Percentage height does not have any effect

I'm trying to animate an accordion-style list, but not matter what percentage I give to the child, it shows up completely (even at 0%). See this JSBin--if you change the "0%" to "0" (or "0px"), it hides just fine, but at 0% (or 1%, or 50%, or 100%, etc.) the child is fully visible. The percentages only seem to work if you give the parent <li> an explicit pixel height (but that doesn't play very well with animating the expand of the child).

I can understand how percentage heights might behave funny when the parent height is not specified, but 0% should be 0px all the time. That's what I don't understand.

Upvotes: 1

Views: 126

Answers (2)

Sobin Augustine
Sobin Augustine

Reputation: 3765

The height in percentage sets the height according to the height of the parent. If the parent height is not set, you need to specify the height of the parent.

documentation says

The percentage is calculated with respect to the height of the generated box's containing block.
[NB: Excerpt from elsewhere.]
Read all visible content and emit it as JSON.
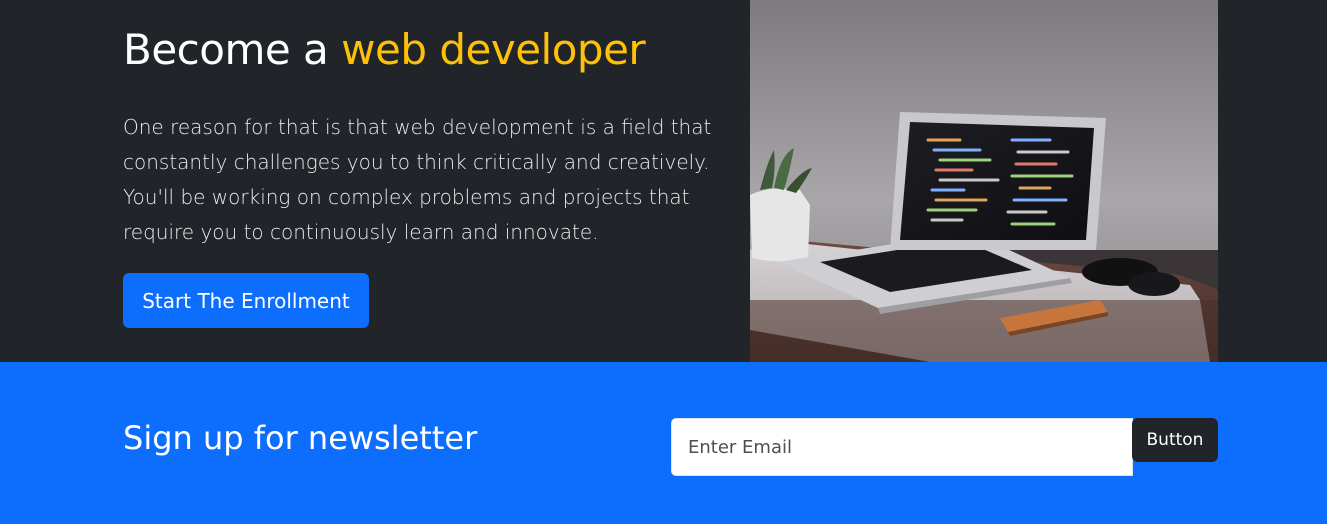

If the height of the containing block is not specified explicitly (i.e., it depends on content height), and this element is not absolutely positioned, the value computes to auto. A percentage height on the root element is relative to the initial containing block.

So 0% height goes to height:auto; in this case.

Upvotes: 0

Marc Audet
Marc Audet

Reputation: 46785

According to the CSS specification:

http://www.w3.org/TR/CSS2/visudet.html#the-height-property

if a child element has a percentage height, and the height of its containing block is not explicitly set, then the child elment's height computes to auto, not 0px.

Note that if the child element in question is positioned absolute, other CSS rules come into play.